At baseline, all participants had scored at least 8 on the HADS-Anxiety Subscale, with a mean of 12.3 for the CBT group and 12.0 for the leaflets group; scores of 8-10 are considered to show mild symptoms, 11-14 indicate moderate symptoms, and scores of more than 15 severe symptoms.

At three-month follow-up, the CBT group was superior to the leaflets group. The group mean change in HADS-Anxiety score from baseline was 3.4 for the CBT group compared with 1.88 in the leaflet group – a mean difference between groups of 1.52. Patients randomised to CBT had fewer hospital admissions and fewer emergency department attendances (0.6 vs 1.01 and 0.37 vs 1.01, respectively).
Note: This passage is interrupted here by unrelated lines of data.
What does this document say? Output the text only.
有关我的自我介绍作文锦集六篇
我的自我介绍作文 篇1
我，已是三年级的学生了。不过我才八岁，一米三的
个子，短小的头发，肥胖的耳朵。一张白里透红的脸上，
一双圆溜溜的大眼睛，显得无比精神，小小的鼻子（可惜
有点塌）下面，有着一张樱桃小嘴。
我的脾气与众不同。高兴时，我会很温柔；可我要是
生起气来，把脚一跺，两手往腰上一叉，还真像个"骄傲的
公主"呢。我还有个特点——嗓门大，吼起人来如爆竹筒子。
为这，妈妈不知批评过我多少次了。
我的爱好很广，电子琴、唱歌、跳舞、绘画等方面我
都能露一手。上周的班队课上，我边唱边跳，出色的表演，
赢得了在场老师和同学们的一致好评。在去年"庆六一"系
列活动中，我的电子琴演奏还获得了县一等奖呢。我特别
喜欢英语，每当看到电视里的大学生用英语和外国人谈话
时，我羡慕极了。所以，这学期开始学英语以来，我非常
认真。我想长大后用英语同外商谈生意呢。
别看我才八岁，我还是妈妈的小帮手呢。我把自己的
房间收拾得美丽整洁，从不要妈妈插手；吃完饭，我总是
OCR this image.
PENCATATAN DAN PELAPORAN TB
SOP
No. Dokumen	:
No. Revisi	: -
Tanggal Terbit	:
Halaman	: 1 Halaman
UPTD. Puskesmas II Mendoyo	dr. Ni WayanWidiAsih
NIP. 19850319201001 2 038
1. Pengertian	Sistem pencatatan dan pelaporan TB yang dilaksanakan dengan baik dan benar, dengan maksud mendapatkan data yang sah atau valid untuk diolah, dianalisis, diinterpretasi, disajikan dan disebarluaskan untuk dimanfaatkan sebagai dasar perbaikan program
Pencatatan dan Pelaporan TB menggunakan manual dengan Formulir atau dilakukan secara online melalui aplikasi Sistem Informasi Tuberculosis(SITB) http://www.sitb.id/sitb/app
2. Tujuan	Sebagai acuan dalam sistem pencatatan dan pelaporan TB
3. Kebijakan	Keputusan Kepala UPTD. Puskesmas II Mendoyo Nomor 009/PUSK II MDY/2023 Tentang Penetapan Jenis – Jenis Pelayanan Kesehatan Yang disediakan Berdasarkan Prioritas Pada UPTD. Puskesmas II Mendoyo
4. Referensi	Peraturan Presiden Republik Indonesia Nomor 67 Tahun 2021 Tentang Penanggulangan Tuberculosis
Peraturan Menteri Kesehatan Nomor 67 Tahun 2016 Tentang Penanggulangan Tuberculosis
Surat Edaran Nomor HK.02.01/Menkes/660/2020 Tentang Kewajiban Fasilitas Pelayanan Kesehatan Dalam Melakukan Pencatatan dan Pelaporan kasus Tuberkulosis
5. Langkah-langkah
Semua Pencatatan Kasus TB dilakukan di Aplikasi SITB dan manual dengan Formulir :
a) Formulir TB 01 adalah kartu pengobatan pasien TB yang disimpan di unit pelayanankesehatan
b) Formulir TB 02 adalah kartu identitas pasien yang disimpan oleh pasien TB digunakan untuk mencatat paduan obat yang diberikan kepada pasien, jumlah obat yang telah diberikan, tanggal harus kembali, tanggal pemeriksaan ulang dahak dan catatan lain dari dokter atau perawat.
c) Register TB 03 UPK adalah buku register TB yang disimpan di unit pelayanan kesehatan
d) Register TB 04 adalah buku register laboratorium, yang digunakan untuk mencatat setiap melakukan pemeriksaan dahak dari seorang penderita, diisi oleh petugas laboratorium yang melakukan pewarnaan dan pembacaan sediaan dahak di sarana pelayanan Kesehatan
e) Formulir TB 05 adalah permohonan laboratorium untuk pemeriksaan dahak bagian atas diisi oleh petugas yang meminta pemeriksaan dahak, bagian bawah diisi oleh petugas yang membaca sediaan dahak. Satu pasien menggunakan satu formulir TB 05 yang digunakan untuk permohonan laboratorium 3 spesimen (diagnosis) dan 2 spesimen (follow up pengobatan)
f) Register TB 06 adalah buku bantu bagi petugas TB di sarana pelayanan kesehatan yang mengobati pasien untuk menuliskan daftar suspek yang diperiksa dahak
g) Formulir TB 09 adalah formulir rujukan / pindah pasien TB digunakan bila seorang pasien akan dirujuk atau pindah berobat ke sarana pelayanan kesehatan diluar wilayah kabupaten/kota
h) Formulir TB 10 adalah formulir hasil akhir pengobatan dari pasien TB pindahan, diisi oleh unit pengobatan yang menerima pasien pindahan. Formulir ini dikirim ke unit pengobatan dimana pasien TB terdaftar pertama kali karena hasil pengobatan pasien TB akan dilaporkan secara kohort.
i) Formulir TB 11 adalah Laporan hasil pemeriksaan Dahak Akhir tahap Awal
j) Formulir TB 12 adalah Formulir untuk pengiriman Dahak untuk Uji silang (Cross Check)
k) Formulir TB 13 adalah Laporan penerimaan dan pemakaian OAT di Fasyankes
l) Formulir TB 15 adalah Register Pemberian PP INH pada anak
The study authors calculated that the CBT intervention initially cost £175 more per patient (including staff training, delivery and supervision time) than the self-help leaflets. However, this was more than offset by lower subsequent costs of respiratory hospital admissions compared with the leaflet group (mean saving of £1,088 per patient) and emergency department attendances (mean saving of £63 per patient). The mean overall cost saving between groups was £977.

They noted that their results for EQ-5D 3L showed that both groups experienced an increase in quality-adjusted life-years (QALYs); however, the CBT arm gained more QALYs and was the most effective, with an average mean difference of 0.079. They pointed out: “Thus, the CBT intervention was less expensive and more effective than self-help leaflets alone.”

They concluded: “A brief CBT intervention, uniquely delivered by respiratory nurses, was clinically effective at reducing anxiety symptoms and was cost-effective. Costs were reduced by lower resource use with lower hospital admissions and a reduction in emergency department attendances. Respiratory nurses with dual respiratory and CBT skills can address common comorbid symptoms of anxiety that were previously undertreated.

“CBT should be incorporated into routine clinical care pathways.”

* Heslop-Marshall K, Baker C, Carrick-Sen D, et al. Randomised controlled trial of cognitive behavioural therapy in COPD. ERJ Open Res 2018; 4: 00094-2018.